Manuele geneeskunde systeem Eindhoven. Nadat hij persoonlijk goede resultaten had gezien van de manuele geneeskunde in Nieuw-Zeeland, richtte ir. F. Philips in 1967 de Stichting voor Manuele Geneeskunde op. De stichting kreeg een opleidingsinstituut en een polikliniek tot haar beschikking. Men integreert de meest bruikbare technieken uit de verschillende scholen (osteopathie, chiropractie, Maigne, Cyriax) zonder zich te binden aan een bepaalde stroming.
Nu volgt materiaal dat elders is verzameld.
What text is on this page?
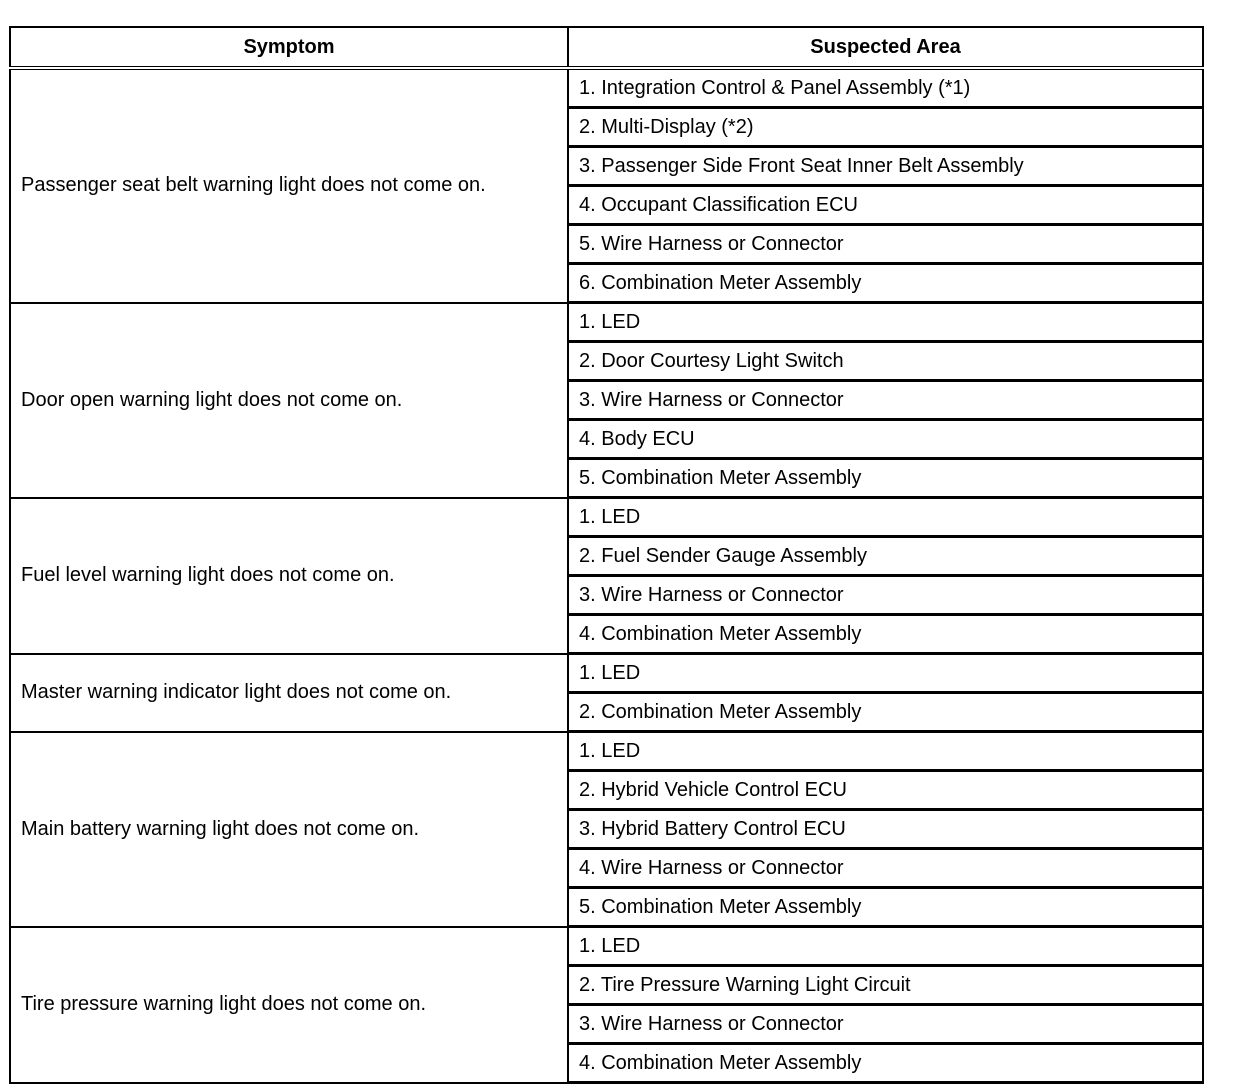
Symptom	Suspected Area
Passenger seat belt warning light does not come on.	1. Integration Control & Panel Assembly (*1)
	2. Multi-Display (*2)
	3. Passenger Side Front Seat Inner Belt Assembly
	4. Occupant Classification ECU
	5. Wire Harness or Connector
	6. Combination Meter Assembly
Door open warning light does not come on.	1. LED
	2. Door Courtesy Light Switch
	3. Wire Harness or Connector
	4. Body ECU
	5. Combination Meter Assembly
Fuel level warning light does not come on.	1. LED
	2. Fuel Sender Gauge Assembly
	3. Wire Harness or Connector
	4. Combination Meter Assembly
Master warning indicator light does not come on.	1. LED
	2. Combination Meter Assembly
Main battery warning light does not come on.	1. LED
	2. Hybrid Vehicle Control ECU
	3. Hybrid Battery Control ECU
	4. Wire Harness or Connector
	5. Combination Meter Assembly
Tire pressure warning light does not come on.	1. LED
	2. Tire Pressure Warning Light Circuit
	3. Wire Harness or Connector
	4. Combination Meter Assembly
Orthopedische geneeskunde (Cyriax). Dit systeem is ontwikkeld door de Londense orthopeed en osteopaat James Cyriax en later met vele andere inzichten en technieken tot ontwikkeling gebracht. In 1977 gaf Cyriax de eerste cursus in Nederland op uitnodiging van de fysiotherapeut F.D. Winkel. Dit leidde in 1979 tot de oprichting van de Nederlandse Academie voor Orthopedische Geneeskunde. Het begrip orthopedische geneeskunde moet worden gezien als tegenhanger van orthopedische chirurgie, vergelijkbaar met de relatie neurologie/neurochirurgie of cardiologie/hartchirurgie. Het omvat het onderzoek en de behandeling van aandoeningen van het bewegingsapparaat welke in principe niet voor operatieve therapie in aanmerking komen, dus voornamelijk letsels van de weke delen. Behalve de hier vermelde systemen zijn er nog verschillende andere kleine stromingen op dit gebied te noemen, zoals de methode Gaymans (idiomusculaire mobilisatietechniek), de Zilgrei-methode en de stoottherapie (met zakjes zand worden repeterende stootjes toegediend).